Exondys (Eteplirsen) has received FDA approval in September 2016 and is indicated for the treatment of Duchenne Muscular Dystrophy in patients who have a confirmed mutation of the DMD gene that is amenable to exon 51 skipping.  This indication was approved under an accelerated approval process based on an increase in dystrophin in skeletal muscle observed in some patients treated with Exondys 51.  A clinical benefit of Exondys 51 has not been established.  Continued approval for this indication may be contingent upon verification of a clinical benefit in confirmatory trials. 

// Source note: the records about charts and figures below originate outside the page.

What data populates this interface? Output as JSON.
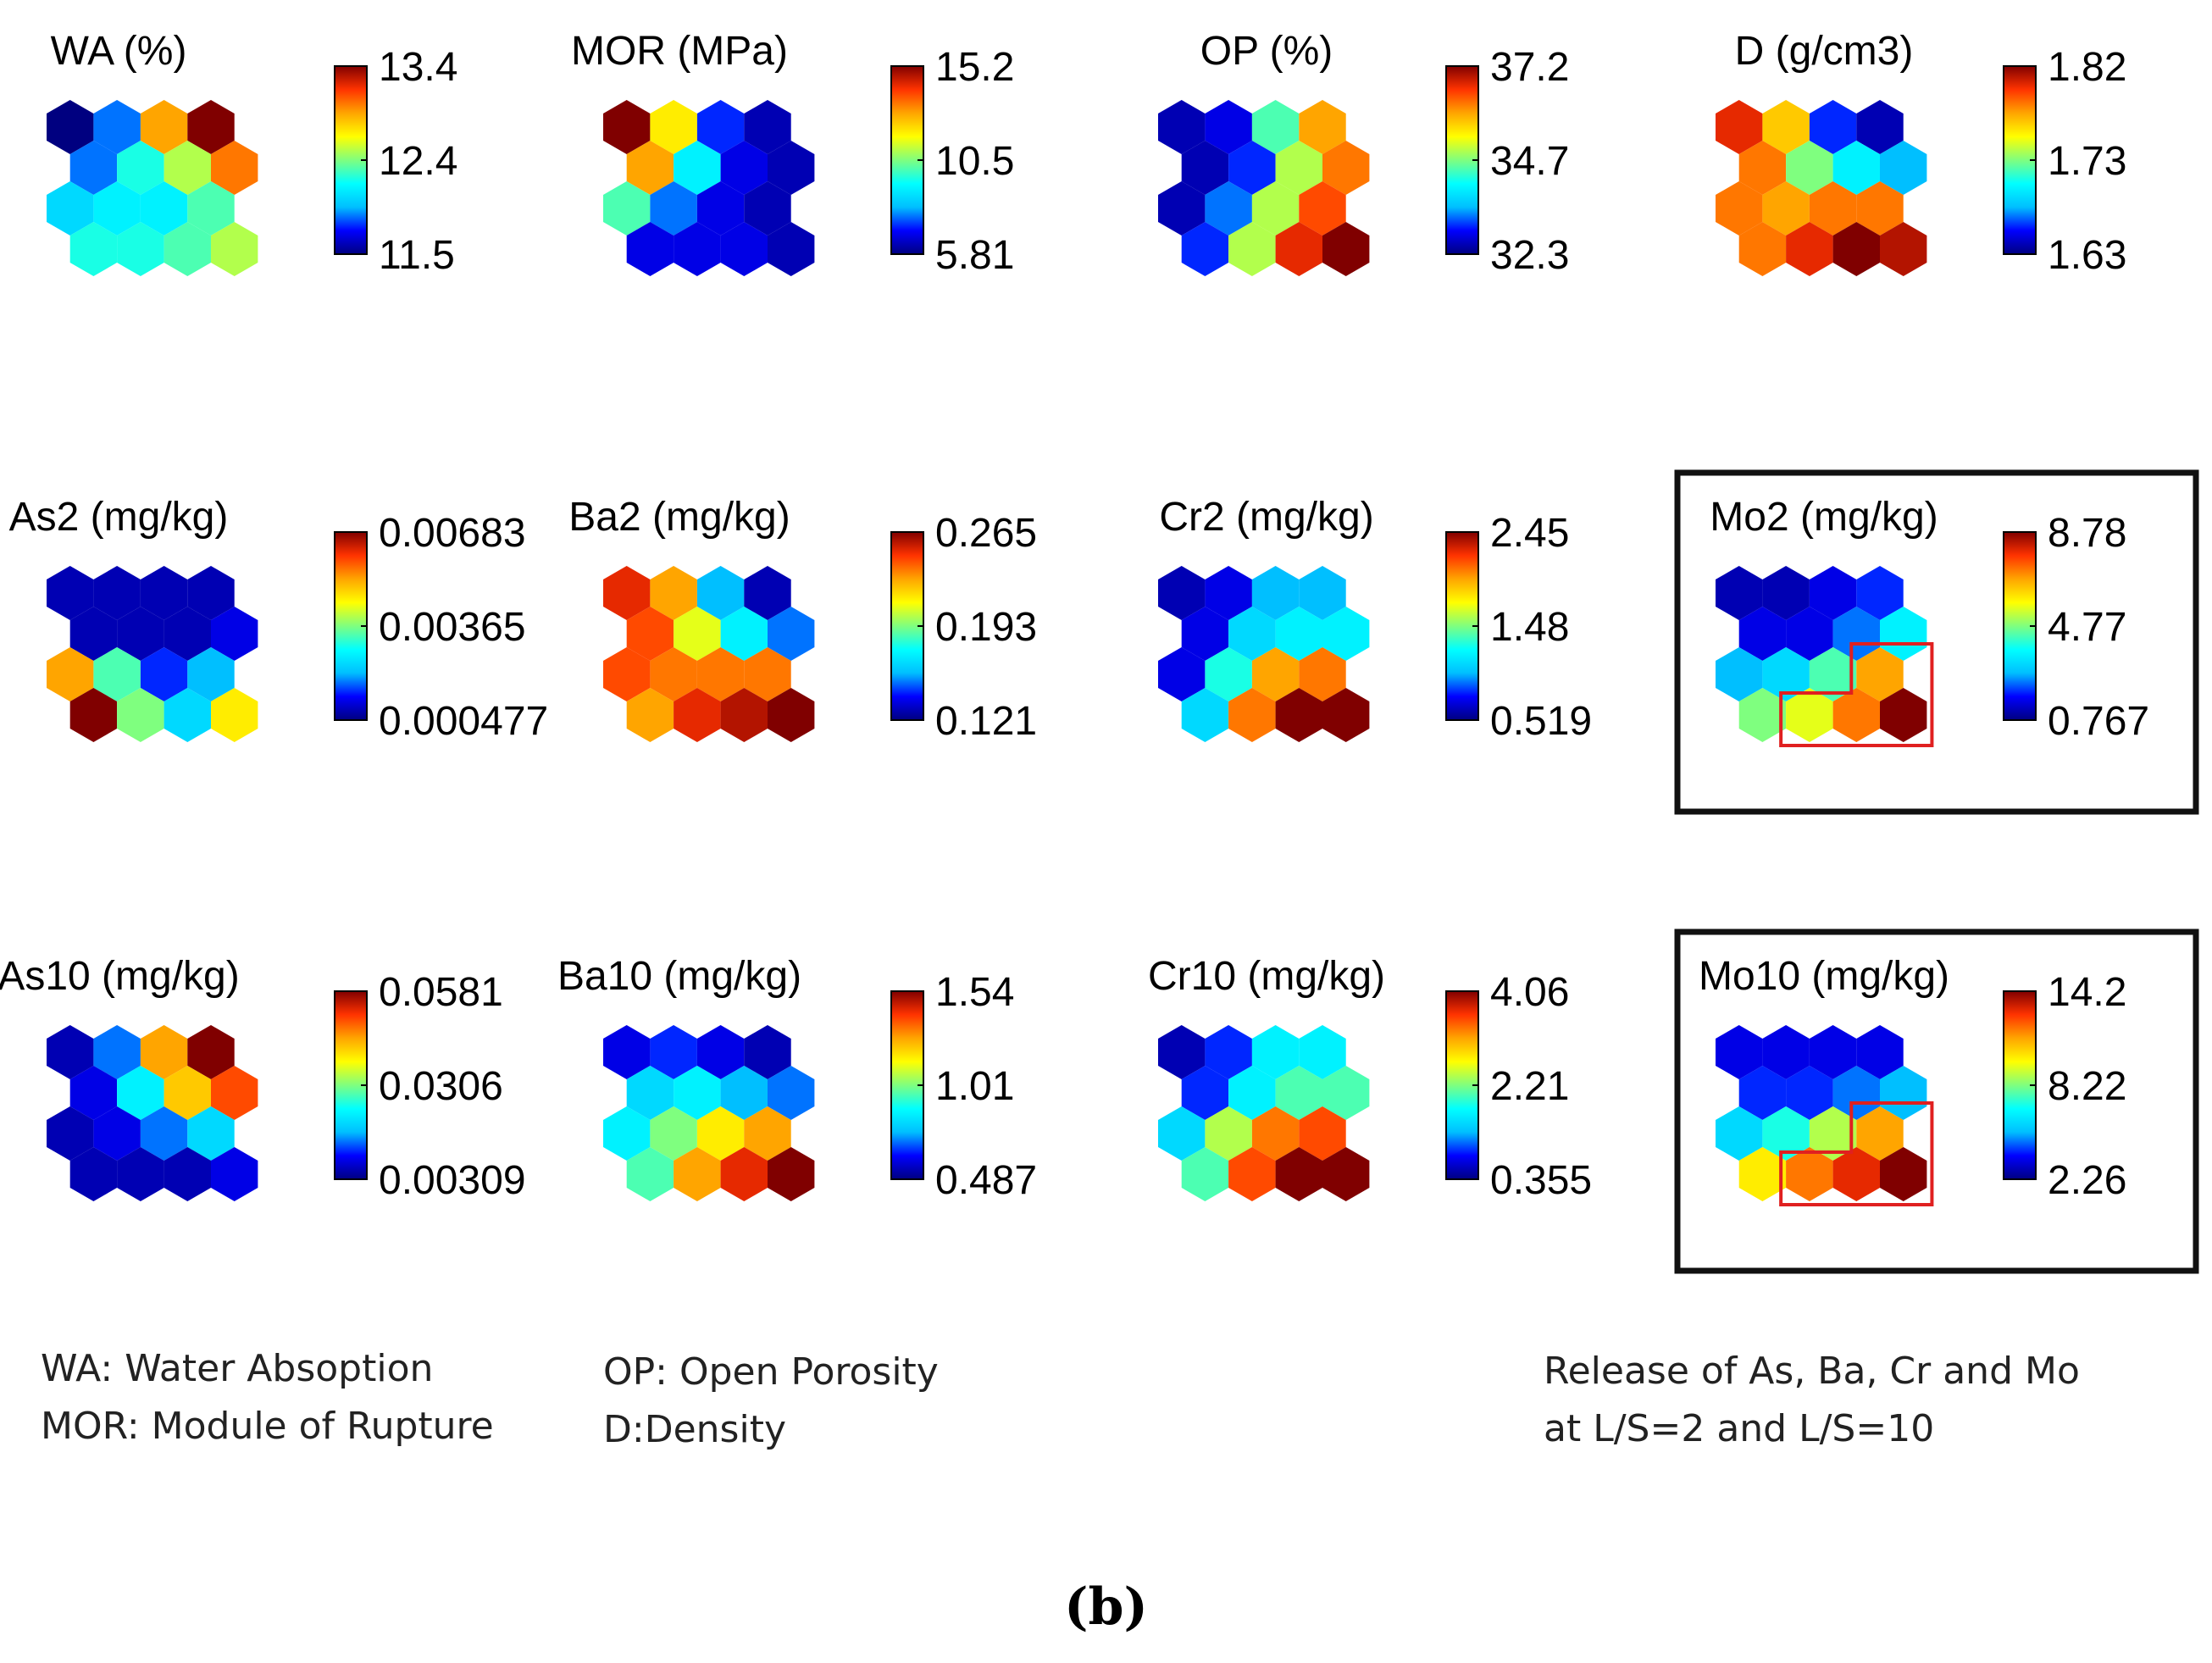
{
  "panel_label": "(b)",
  "notes": [
    {
      "lines": [
        "WA: Water Absoption",
        "MOR: Module of Rupture"
      ]
    },
    {
      "lines": [
        "OP: Open Porosity",
        "D:Density"
      ]
    },
    {
      "lines": [
        "Release of As, Ba, Cr and Mo",
        "at L/S=2 and L/S=10"
      ]
    }
  ],
  "chart_data": {
    "type": "heatmap",
    "description_type": "som_component_planes",
    "grid": {
      "rows": 4,
      "cols": 4,
      "cell_shape": "hexagon"
    },
    "colormap": [
      "#000080",
      "#0000ff",
      "#00bfff",
      "#00ffff",
      "#7fff7f",
      "#ffff00",
      "#ffa500",
      "#ff3300",
      "#800000"
    ],
    "highlight_color": "#e02020",
    "box_color": "#111111",
    "planes": [
      {
        "title": "WA (%)",
        "ticks": [
          "13.4",
          "12.4",
          "11.5"
        ],
        "boxed": false,
        "highlight": false,
        "values": [
          [
            0.0,
            0.2,
            0.75,
            1.0
          ],
          [
            0.2,
            0.4,
            0.55,
            0.8
          ],
          [
            0.3,
            0.35,
            0.35,
            0.45
          ],
          [
            0.4,
            0.4,
            0.45,
            0.55
          ]
        ]
      },
      {
        "title": "MOR (MPa)",
        "ticks": [
          "15.2",
          "10.5",
          "5.81"
        ],
        "boxed": false,
        "highlight": false,
        "values": [
          [
            1.0,
            0.65,
            0.15,
            0.05
          ],
          [
            0.75,
            0.35,
            0.1,
            0.05
          ],
          [
            0.45,
            0.2,
            0.1,
            0.05
          ],
          [
            0.1,
            0.1,
            0.1,
            0.05
          ]
        ]
      },
      {
        "title": "OP (%)",
        "ticks": [
          "37.2",
          "34.7",
          "32.3"
        ],
        "boxed": false,
        "highlight": false,
        "values": [
          [
            0.05,
            0.1,
            0.45,
            0.75
          ],
          [
            0.05,
            0.15,
            0.55,
            0.8
          ],
          [
            0.05,
            0.2,
            0.55,
            0.85
          ],
          [
            0.15,
            0.55,
            0.9,
            1.0
          ]
        ]
      },
      {
        "title": "D (g/cm3)",
        "ticks": [
          "1.82",
          "1.73",
          "1.63"
        ],
        "boxed": false,
        "highlight": false,
        "values": [
          [
            0.9,
            0.7,
            0.15,
            0.05
          ],
          [
            0.8,
            0.5,
            0.35,
            0.25
          ],
          [
            0.8,
            0.75,
            0.8,
            0.8
          ],
          [
            0.8,
            0.9,
            1.0,
            0.95
          ]
        ]
      },
      {
        "title": "As2 (mg/kg)",
        "ticks": [
          "0.00683",
          "0.00365",
          "0.000477"
        ],
        "boxed": false,
        "highlight": false,
        "values": [
          [
            0.05,
            0.05,
            0.05,
            0.05
          ],
          [
            0.05,
            0.05,
            0.05,
            0.1
          ],
          [
            0.75,
            0.45,
            0.15,
            0.25
          ],
          [
            1.0,
            0.5,
            0.3,
            0.65
          ]
        ]
      },
      {
        "title": "Ba2 (mg/kg)",
        "ticks": [
          "0.265",
          "0.193",
          "0.121"
        ],
        "boxed": false,
        "highlight": false,
        "values": [
          [
            0.9,
            0.75,
            0.25,
            0.05
          ],
          [
            0.85,
            0.6,
            0.35,
            0.2
          ],
          [
            0.85,
            0.8,
            0.8,
            0.8
          ],
          [
            0.75,
            0.9,
            0.95,
            1.0
          ]
        ]
      },
      {
        "title": "Cr2 (mg/kg)",
        "ticks": [
          "2.45",
          "1.48",
          "0.519"
        ],
        "boxed": false,
        "highlight": false,
        "values": [
          [
            0.05,
            0.1,
            0.25,
            0.25
          ],
          [
            0.1,
            0.3,
            0.35,
            0.35
          ],
          [
            0.1,
            0.4,
            0.75,
            0.8
          ],
          [
            0.3,
            0.8,
            1.0,
            1.0
          ]
        ]
      },
      {
        "title": "Mo2 (mg/kg)",
        "ticks": [
          "8.78",
          "4.77",
          "0.767"
        ],
        "boxed": true,
        "highlight": true,
        "values": [
          [
            0.05,
            0.05,
            0.1,
            0.15
          ],
          [
            0.1,
            0.1,
            0.2,
            0.35
          ],
          [
            0.25,
            0.3,
            0.45,
            0.75
          ],
          [
            0.5,
            0.6,
            0.8,
            1.0
          ]
        ]
      },
      {
        "title": "As10 (mg/kg)",
        "ticks": [
          "0.0581",
          "0.0306",
          "0.00309"
        ],
        "boxed": false,
        "highlight": false,
        "values": [
          [
            0.05,
            0.2,
            0.75,
            1.0
          ],
          [
            0.1,
            0.35,
            0.7,
            0.85
          ],
          [
            0.05,
            0.1,
            0.2,
            0.3
          ],
          [
            0.05,
            0.05,
            0.05,
            0.1
          ]
        ]
      },
      {
        "title": "Ba10 (mg/kg)",
        "ticks": [
          "1.54",
          "1.01",
          "0.487"
        ],
        "boxed": false,
        "highlight": false,
        "values": [
          [
            0.1,
            0.15,
            0.1,
            0.05
          ],
          [
            0.3,
            0.35,
            0.25,
            0.2
          ],
          [
            0.35,
            0.5,
            0.65,
            0.75
          ],
          [
            0.45,
            0.75,
            0.9,
            1.0
          ]
        ]
      },
      {
        "title": "Cr10 (mg/kg)",
        "ticks": [
          "4.06",
          "2.21",
          "0.355"
        ],
        "boxed": false,
        "highlight": false,
        "values": [
          [
            0.05,
            0.15,
            0.35,
            0.35
          ],
          [
            0.15,
            0.35,
            0.45,
            0.45
          ],
          [
            0.3,
            0.55,
            0.8,
            0.85
          ],
          [
            0.45,
            0.85,
            1.0,
            1.0
          ]
        ]
      },
      {
        "title": "Mo10 (mg/kg)",
        "ticks": [
          "14.2",
          "8.22",
          "2.26"
        ],
        "boxed": true,
        "highlight": true,
        "values": [
          [
            0.1,
            0.1,
            0.1,
            0.1
          ],
          [
            0.15,
            0.15,
            0.2,
            0.25
          ],
          [
            0.3,
            0.4,
            0.55,
            0.75
          ],
          [
            0.65,
            0.8,
            0.9,
            1.0
          ]
        ]
      }
    ]
  }
}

The dosage is weight based; 30mg/kg once weekly to be administered via intravenous infusion over 35-60 minutes.  AWP pricing for 500mg/10ml is $9,600 and for 100mg/2ml pricing is $1,920.  The company has set a weight based price of $300,000/year for a 25kg (55lbs) patient.  Average weight for American Female is 166 lbs or 75kg & average weight for American Male is 196 lbs or 89 kg.    
 
Dupixent2 is a new biologic drug developed to treat eczema.  It was approved by the FDA on March 28, 2017 for treatment of adults with moderate to severe atopic dermatitis or eczema that isn’t controlled with topical treatments.  It is given via subcutaneous injection twice a month. 
Clinical trials have shown the Dupixent is at least as effective as Cyclosporine and more effective than phototherapy in controlling atopic dermatitis.  It is safer than Cyclosporine and phototherapy.  The annual cost for this drug is $37,000.